Upon reconsideration of this case upon appellant’s motion for rehearing, we have reached the conclusion that our former decision affirming the judgment is in conflict with Prokop v. G., C. & S. F. Ry. Co., 34 Tex. Civ. App. 520, 79 S. W. 101, decided by the Galveston Court of Civil Appeals; and Segal v. St. L. & S. W. Ry. Co., 35 Tex. Civ. App. 517, 80 S. W. 233, decided by the Dallas Court of Civil Appeals.

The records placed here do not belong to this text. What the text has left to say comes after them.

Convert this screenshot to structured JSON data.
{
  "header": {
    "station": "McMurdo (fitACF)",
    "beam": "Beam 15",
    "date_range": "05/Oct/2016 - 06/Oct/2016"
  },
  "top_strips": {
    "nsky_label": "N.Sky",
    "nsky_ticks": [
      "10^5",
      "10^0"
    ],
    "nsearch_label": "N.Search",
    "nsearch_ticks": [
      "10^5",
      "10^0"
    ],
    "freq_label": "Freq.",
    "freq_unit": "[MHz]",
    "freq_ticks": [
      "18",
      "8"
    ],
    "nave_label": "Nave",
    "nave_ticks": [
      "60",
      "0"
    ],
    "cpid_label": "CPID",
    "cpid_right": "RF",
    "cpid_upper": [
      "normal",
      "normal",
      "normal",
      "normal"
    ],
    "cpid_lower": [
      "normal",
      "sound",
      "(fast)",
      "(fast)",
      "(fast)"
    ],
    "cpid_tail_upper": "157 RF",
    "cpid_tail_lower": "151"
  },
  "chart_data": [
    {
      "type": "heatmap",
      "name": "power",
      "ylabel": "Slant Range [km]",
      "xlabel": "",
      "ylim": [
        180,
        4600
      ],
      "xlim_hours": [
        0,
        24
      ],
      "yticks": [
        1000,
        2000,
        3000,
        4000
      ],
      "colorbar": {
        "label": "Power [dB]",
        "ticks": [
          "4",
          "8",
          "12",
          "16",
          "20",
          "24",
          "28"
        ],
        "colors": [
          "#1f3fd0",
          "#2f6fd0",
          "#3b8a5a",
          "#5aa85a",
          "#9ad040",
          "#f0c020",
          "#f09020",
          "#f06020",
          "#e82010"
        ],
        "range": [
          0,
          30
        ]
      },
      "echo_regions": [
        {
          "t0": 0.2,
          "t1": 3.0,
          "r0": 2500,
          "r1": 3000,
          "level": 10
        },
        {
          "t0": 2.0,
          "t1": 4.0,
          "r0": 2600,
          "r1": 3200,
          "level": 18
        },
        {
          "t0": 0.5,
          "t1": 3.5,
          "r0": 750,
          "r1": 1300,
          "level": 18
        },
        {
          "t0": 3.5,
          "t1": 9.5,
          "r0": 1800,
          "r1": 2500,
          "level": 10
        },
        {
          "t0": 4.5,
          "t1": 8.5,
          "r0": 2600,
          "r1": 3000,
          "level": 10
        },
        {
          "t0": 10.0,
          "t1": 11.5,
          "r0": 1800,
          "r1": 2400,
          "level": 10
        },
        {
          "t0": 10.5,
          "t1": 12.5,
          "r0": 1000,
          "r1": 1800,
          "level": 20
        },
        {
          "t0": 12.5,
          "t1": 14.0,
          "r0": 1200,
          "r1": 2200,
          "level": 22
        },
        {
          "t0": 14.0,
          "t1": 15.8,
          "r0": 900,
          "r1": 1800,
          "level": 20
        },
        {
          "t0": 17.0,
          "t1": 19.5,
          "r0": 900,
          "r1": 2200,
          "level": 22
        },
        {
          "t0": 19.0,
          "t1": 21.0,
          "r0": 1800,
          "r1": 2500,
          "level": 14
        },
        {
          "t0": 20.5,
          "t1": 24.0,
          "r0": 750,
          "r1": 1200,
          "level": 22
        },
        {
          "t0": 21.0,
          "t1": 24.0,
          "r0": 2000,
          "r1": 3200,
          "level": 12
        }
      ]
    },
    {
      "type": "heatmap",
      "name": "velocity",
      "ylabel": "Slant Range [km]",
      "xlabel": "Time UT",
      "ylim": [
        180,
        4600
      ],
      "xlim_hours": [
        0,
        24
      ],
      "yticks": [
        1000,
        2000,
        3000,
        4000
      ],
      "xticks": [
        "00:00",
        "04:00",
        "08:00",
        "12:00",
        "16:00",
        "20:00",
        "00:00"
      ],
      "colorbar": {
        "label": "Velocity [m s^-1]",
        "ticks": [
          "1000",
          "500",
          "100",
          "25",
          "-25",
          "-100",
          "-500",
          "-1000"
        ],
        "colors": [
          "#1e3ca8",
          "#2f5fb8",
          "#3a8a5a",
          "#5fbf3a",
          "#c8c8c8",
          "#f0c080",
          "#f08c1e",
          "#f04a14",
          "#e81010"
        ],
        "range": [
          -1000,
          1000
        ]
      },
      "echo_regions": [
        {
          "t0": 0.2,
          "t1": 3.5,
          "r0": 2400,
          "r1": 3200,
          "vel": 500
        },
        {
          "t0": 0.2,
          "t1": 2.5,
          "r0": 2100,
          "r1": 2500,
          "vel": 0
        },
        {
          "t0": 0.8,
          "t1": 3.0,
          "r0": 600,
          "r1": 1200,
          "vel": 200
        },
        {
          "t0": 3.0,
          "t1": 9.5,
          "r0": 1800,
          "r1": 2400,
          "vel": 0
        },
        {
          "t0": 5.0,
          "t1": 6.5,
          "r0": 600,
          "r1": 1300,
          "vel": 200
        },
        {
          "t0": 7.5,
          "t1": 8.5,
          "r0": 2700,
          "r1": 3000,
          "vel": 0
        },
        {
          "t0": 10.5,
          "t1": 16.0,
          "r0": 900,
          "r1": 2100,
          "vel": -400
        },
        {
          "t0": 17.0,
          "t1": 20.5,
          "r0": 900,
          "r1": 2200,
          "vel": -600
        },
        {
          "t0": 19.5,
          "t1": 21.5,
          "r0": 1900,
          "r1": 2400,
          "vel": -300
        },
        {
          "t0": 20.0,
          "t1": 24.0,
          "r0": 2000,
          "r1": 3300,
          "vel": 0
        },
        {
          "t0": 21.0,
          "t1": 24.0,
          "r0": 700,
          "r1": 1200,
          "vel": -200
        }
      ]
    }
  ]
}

In the Prokop Case the plaintiff, a white woman, went at nighttime to a small station which she found unlighted and the railroad’s agent absent, and the train late, and while waiting there she was assaulted by a negro. The Court of Civil Appeals held that the absence of the agent and the failure to light the station, though negligence, was not the proximate cause of the plaintiff’s injury, for the reason that the railroad company was not required to contemplate that its negligence in that respect would result in any such injury as was sustained by the plaintiff. The Supreme Court refused to grant a writ of error, and we therefore suppose indorséd the ruling referred to.
In the Segal Case the plaintiff’s wife, a white woman, was a passenger on the defendant’s train, occupying a first-class reclining chair, reserved exclusively for white passengers. She was accompanied by her little daughter, about four years old. At Sulphur Springs the last of the other passengers on the car left the train, and she and her little daughter were left the only remaining passengers in that car. An employs on the train arranged a reclining chair for her to sleep, and, while asleep, and while the train was standing still during a stop at another station, and before daylight, she was assaulted by a negro man. He choked her so that she could not make an outcry, but she struggled and resisted until the train started, when the negro desisted and fled. Although they knew that she was alone in the car, the defendant’s employés left the car before reaching or at the station, and left the doors of the car unlocked and open. The negro entered the car through one of the doors and escaped through the other. In that case it was held by the Court of Civil Appeals that the defendant could not be expected to foresee that a third person would enter the car and assault the plaintiff’s wife; and therefore that, if it was guilty of any negligence in leaving the car open and unprotected, that negligence was not the proximate cause of the injury sustained. In that case a writ of error was also refused, and presumably the ruling referred to was approved by the Supreme Court.
While we may not indorse the cohelusions reached in the two cases referred to, we recognize the fact that their approval by the Supreme Court raises them to the dignity of -final authority in this state, and for that reason we accept them as such. According to the' law as established by the cases referred to, the plaintiff in this case is not entitled to recover, and therefore the motion for rehearing is granted, the judgment of the trial court reversed, and judgment here rendered for appellant.
Motion granted, case reversed and. rendered.